In my school visits, I often shock audiences by revealing that it took THREE AND A HALF YEARS from the day I got the idea for Shark Vs. Train until the official publication date. And then I tell them that The Day-Glo Brothers took EIGHT years, and they all lose their minds — especially those who haven’t yet hit the eight-year mark themselves.
But some upcoming books of mine — and projects that might become books — will end up having gestation periods that make The Day-Glo Brothers look positively possumlike.
The two picture books I’ve got on tap for 2015, The Amazing Age of John Roy Lynch and Pioneers & Pirouettes: The Story of the First American Nutcracker, made their first appearances in my computer files in 2006 and 2003, respectively. And the picture book manuscript I’m working on revising this week dates back to October 7, 2002, but it has a way of getting new life breathed into it periodically. Maybe this latest version is the one that will take, but even if it’s not, there’s something immensely satisfying in having an editor point out potential in it that I’d never noticed before in all these years.
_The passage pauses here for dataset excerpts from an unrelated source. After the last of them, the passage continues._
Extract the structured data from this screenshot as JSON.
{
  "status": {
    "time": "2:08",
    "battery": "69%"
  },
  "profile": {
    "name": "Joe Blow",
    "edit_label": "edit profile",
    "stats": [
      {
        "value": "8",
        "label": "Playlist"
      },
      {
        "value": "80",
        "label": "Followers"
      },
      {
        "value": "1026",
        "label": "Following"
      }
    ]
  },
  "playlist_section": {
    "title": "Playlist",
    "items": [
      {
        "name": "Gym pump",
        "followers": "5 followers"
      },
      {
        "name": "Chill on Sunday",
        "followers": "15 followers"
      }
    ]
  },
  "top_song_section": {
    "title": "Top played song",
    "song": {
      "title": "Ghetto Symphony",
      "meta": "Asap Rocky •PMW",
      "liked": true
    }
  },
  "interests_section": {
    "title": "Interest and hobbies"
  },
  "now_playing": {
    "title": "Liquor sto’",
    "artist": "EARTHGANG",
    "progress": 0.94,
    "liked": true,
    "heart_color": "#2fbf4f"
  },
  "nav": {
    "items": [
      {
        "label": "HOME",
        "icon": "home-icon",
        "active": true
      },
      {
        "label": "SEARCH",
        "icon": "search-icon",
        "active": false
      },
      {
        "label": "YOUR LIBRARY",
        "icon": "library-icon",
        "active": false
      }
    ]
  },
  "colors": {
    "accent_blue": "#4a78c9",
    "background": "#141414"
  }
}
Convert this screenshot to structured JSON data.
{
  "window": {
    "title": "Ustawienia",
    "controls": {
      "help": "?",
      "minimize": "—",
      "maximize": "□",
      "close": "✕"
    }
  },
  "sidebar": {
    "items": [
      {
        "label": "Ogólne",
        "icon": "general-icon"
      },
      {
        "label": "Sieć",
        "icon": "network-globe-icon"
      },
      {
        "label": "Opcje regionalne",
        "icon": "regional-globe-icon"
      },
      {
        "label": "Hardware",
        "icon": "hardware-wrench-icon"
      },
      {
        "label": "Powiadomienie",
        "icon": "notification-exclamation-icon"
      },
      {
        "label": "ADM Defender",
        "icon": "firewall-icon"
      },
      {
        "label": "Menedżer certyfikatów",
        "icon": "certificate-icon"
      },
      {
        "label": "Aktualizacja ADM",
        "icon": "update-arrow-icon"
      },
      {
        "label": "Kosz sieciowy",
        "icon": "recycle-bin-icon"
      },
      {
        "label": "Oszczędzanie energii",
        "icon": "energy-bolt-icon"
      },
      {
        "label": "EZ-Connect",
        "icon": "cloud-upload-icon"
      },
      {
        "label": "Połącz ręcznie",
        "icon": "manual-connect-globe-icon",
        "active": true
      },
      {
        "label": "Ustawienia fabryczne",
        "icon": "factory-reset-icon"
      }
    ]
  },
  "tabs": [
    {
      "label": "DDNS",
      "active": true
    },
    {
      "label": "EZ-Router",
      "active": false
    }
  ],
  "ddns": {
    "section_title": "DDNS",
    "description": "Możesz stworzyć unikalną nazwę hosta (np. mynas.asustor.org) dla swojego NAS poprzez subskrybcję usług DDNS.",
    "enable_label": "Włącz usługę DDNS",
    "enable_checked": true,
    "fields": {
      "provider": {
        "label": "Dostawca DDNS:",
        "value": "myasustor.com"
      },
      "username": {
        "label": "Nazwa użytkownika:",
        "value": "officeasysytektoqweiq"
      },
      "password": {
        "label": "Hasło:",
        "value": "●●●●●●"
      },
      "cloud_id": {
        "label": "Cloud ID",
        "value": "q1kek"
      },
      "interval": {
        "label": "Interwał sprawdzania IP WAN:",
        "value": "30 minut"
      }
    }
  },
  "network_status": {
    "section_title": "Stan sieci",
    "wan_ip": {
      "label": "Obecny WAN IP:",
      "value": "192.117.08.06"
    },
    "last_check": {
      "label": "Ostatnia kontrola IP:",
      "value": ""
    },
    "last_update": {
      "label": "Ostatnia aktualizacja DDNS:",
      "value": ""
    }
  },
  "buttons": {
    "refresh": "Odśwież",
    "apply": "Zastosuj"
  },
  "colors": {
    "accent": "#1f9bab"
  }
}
The thing is, such projects continue having potential for me only when I continue paying attention to them, or at least when I routinely check in on my files to see if anything about them grabs me anew. There’s a project I had pursued — a biography of trombonist Melba Liston — that I took my eye off of for too long, and I learned this week that someone else has beaten me to it. My consolation is that this summer I get to read Little Melba and Her Big Trombone, the version of Liston’s story that Katheryn Russell-Brown and Frank Morrison have created for Lee & Low, and that’s something for me and you both to look forward to.